I think the following phrase captures my feeling of automating programming very accurately: It is much easier to see that a sketch of a tiger is very good than to actually make a very good sketch of a tiger.
Chart-topping music generation
This is, of course, something that is already happening to some degree with companies like Suno providing such services. But I don’t really think we’ve hit a ChatGPT-moment for music yet. My bet is that either these smaller companies will explode in size, or one of the larger players will release something akin to ChatGPT for music. And this would not simply be a gimmick, which I somewhat feel today, but it will be able to create music at a chart-topping quality. These songs will be indistinguishable from songs produced by people like Avicii.
And even though I wouldn’t talk about societal effects, I would just like to briefly address this when it comes to music. I think that some artists will focus on staying authentic, and there might (which I hope because it would be cool) be artists completely relying on AI to make music. When it comes to services such as Spotify, I think that users will be able to listen to AI-generated music based on their current playlists, indistinguishable from real songs.
Complete movie generation
I am a bit more unsure about this one. I am very confident that we will have the technology to generate complete Oscar-level movies within ten years, but a bit less confident about five years from now. But I think that some company will showcase (or even release) something that can generate a whole movie, complete with film, audio, and a compelling story. But I’m not sure that these will be Oscar-worthy at this point. I think that music generation is a bit more straightforward in this aspect. Netflix might eventually provide something like what I mentioned for Spotify but for movies and series, where you could basically ask and see exactly what you want.
Perfect speech through BCIs
I am very sure that we will have created a good brain-computer interface (BCI) along with the software technology to allow people to talk perfectly using only their thoughts at this point. This will transform many people’s lives when you also connect this to the previously discussed OS interface.
Where will we be when it comes to actual AI?
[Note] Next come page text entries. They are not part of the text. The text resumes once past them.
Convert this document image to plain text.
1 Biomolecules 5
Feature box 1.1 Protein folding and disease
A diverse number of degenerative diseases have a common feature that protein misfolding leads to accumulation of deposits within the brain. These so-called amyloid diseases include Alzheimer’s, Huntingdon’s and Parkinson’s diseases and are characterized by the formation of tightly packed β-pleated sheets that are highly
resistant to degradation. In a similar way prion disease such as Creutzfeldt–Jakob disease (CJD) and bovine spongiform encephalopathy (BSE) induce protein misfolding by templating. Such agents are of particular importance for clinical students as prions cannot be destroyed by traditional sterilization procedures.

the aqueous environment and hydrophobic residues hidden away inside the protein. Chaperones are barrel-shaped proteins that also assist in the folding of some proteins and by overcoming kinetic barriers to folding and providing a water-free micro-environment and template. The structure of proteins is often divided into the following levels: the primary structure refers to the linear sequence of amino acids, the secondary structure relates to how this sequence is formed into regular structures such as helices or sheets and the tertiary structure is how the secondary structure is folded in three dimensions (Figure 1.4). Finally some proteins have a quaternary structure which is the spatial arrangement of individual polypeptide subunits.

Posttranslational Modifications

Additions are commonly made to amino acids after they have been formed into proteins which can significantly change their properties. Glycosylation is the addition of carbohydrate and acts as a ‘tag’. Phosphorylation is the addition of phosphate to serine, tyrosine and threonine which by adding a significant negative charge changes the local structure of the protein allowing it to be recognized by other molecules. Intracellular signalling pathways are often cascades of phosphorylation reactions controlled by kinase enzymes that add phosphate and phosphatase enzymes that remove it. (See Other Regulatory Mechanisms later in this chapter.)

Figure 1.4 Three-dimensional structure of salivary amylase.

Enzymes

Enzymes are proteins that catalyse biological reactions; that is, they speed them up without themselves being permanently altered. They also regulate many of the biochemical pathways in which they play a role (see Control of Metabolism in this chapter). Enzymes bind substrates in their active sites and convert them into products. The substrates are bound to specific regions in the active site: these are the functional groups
I think this is the most difficult thing to predict for me due to how closely I follow it. We might have changed our fundamental architecture once during this period from transformers to something like Mamba. But I’m not 100% sure that we will do it. I think these future GPTs (or LLMs) will have been trained on all modalities we can find, at the same time: movies, video, audio, speech, text, and even things like stellar curve data. They will have been scaled up to enormous sizes with much longer context windows.
Should I be worried?
When I talk about these kinds of things, it often makes people uneasy. But I’m honestly not worried. My knowledge of history tells me that humans have a tendency to view new technologies with pessimism. And while technology like this is definitely double-edged, I’m very confident that the future is very bright for us humans in this context. But I still think that it’s very important to continue to be conscious of what AI is and how to proceed in the best way possible.
To sum things up
The above article contains what I just couldn’t hold inside me anymore. I would love to hear your thoughts about this, on what you agree or disagree with. Regardless, I think this will be a very fun thing to look back on five years from now, if we’re still alive (just kidding!).